This year I’m trying to have fun.
Last year my “one word” for the year was “delve.” (I can’t find that I ever blogged about it, but it was my word in my head, at any rate.)
Delve: “to reach inside a receptacle and search for something.”
I maybe didn’t buy into the one-word process as much as some bloggers, but I did think about it as I talked with my women’s small group and as I wrote here on this blog. I started thinking about my faith in some hard ways, and I thought about who I was and what I want to do with my life. (I didn’t come to any conclusions, for what it’s worth.)
But I just finished reading Daring Greatly by Brene Brown, and I realized something: I’m tired of delving. I’m tired of being vulnerable and over-sharing and wondering what my basis in life is. I really just want to have fun.

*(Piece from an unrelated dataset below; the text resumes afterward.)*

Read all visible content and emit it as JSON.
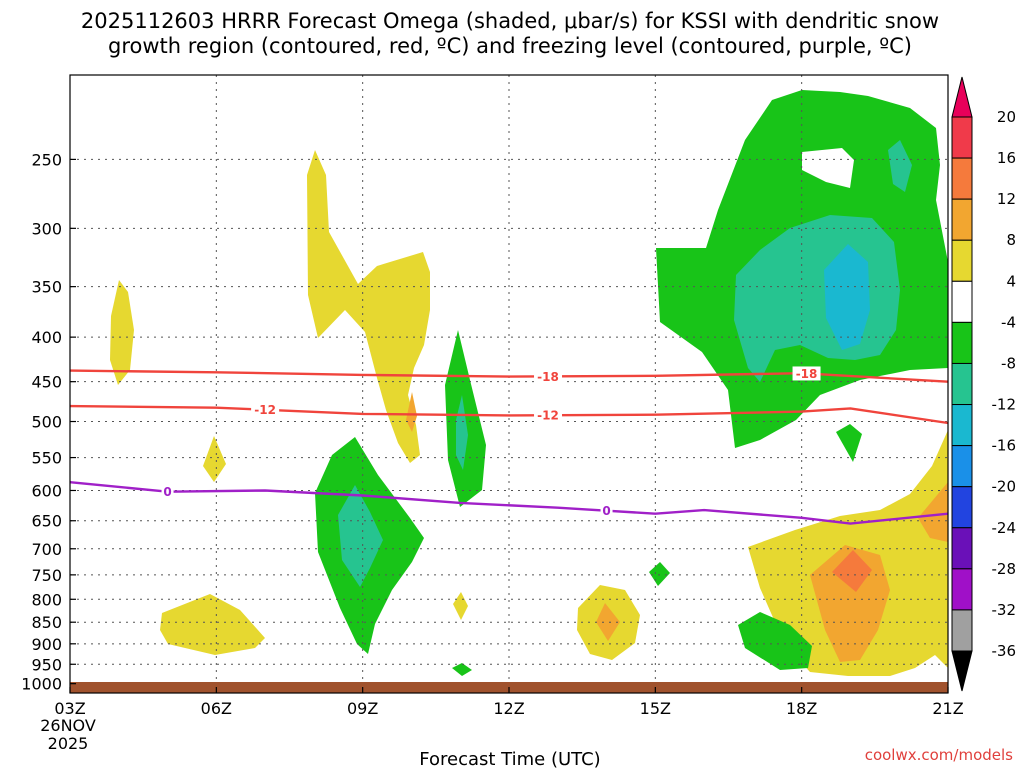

And what’s so wrong with that? As I sat and had an emotional breakdown over Brown’s section on perfectionism, it dawned on me that no one other than myself was judging me if my kitchen wasn’t clean. The vast majority of the arbitrary strictures I put on my life are just that: arbitrary and self-imposed. And something just snapped and I decided I wanted to make the fun choice.
To look at the dirty dishes and decide that it is valid not to wash them just now simply because I don’t want to.
To go for a long walk in a new place where I don’t exactly know where to park just because I need to feel the dirt under my feet and look up and see trees.
To pick up takeout instead of cooking dinner.
To stay up just a little too late reading.
I’m not less of a woman or a worse wife if I let myself choose the fun sometimes.
So I’m trying to do that this year. I trust that my hyper-organized, self-critical personality will not let me take this too far and go off the rails, but maybe that would be okay once in awhile too. I’ve never really gone off the rails. Heck, I’ve practically BUILT the rails.
And this year I just want to have fun.